Very well stated. In fact, (if I may beg the indulgence of the mods for a moment), from designer to pilot, the notion you have expressed is fundamental to any comprehension of what is at the heart of "automated" flight. Software that can exercise human judgement (as when a pilot must make a judgement based upon 'what is reasonable'), has yet to be written not because it is difficult technically but because it is difficult philosophically as anyone fascinated by Turing and the notion of AI will attest.

The notion, "philosophically", is not meant in any ethical sense - it is not a "should we or shouldn't we?" question, it is a question of 'understanding what human understanding and judgement means'. Further, the act of understanding "understanding" is itself, a philosophical act.

And when we "understand" (or 'see'), we do so in a particular way and not just any way. Our "seeing" is a particular template and not a mere objective act from which we can then derive "objective" data or perceptions.

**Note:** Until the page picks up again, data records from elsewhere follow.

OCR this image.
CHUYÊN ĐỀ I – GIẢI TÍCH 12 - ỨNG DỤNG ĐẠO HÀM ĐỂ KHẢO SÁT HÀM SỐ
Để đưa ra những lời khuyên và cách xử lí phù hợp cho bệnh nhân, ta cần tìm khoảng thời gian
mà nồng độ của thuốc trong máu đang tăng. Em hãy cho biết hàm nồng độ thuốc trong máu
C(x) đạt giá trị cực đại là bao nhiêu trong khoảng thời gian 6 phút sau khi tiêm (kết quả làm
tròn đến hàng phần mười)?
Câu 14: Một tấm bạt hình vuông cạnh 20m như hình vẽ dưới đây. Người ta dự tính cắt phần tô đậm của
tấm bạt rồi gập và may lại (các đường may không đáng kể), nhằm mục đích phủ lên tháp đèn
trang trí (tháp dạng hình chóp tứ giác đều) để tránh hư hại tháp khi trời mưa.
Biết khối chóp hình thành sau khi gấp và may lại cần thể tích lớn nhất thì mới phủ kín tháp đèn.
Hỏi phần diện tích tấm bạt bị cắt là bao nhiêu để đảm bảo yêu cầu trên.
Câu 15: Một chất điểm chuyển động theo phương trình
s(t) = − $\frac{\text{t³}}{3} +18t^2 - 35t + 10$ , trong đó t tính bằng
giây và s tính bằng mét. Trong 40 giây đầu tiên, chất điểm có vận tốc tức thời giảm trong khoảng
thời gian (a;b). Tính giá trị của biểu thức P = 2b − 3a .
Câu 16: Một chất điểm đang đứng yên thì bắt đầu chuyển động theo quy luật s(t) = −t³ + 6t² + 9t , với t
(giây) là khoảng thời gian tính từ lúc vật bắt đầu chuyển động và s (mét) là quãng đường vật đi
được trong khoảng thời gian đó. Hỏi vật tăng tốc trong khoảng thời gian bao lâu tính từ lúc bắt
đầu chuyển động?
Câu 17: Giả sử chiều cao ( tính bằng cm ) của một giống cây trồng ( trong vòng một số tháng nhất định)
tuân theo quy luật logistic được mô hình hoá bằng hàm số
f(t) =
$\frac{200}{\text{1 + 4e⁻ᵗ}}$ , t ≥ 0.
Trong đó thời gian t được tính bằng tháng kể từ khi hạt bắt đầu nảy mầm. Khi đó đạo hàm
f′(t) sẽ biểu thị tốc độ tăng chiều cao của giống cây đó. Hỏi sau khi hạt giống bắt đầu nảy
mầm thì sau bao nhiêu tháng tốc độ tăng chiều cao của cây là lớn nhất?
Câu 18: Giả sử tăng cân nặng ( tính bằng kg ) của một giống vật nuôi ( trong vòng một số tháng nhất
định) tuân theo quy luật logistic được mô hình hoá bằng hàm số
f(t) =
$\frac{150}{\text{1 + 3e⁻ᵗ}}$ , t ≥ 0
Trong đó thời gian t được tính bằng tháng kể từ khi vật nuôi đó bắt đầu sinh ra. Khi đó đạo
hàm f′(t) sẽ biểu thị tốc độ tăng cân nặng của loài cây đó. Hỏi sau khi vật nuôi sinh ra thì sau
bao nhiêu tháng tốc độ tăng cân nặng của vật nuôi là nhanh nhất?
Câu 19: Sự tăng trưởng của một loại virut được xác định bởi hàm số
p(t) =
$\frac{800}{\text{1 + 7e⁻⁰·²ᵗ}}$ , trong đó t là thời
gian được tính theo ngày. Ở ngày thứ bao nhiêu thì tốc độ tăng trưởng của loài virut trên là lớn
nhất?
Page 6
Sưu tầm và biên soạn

This is an implicit limitation on knowing what "human judgement" is, in the same way that Heisenberg thought of uncertainty when he posited the notion that the act of measurement itself, affects that which is measured.

In other words, our perceptions or, the "way" we perceive, are not innocent nor are they given - thus understanding judgement is an elusive project which demands not a technical understanding but a philosophical one.

Hopefully that circuitous discussion of your point regarding automation will add to understanding why designing and writing software to "mimic" human responses (ie, judgement) is a different-order problem and not an "automation" problem per se.

PF saying, "Hey, my airspeed is falling off." The PNF replies, "Mine, too; and so is the standby, just like that recent advisory."

PF then disconnects the automatics and flies attitude.

Meanwhile, the automatics behave exactly as they were programmed 15 years ago. They didn't read the advisory..
Precisely the point, said in much clearer terms!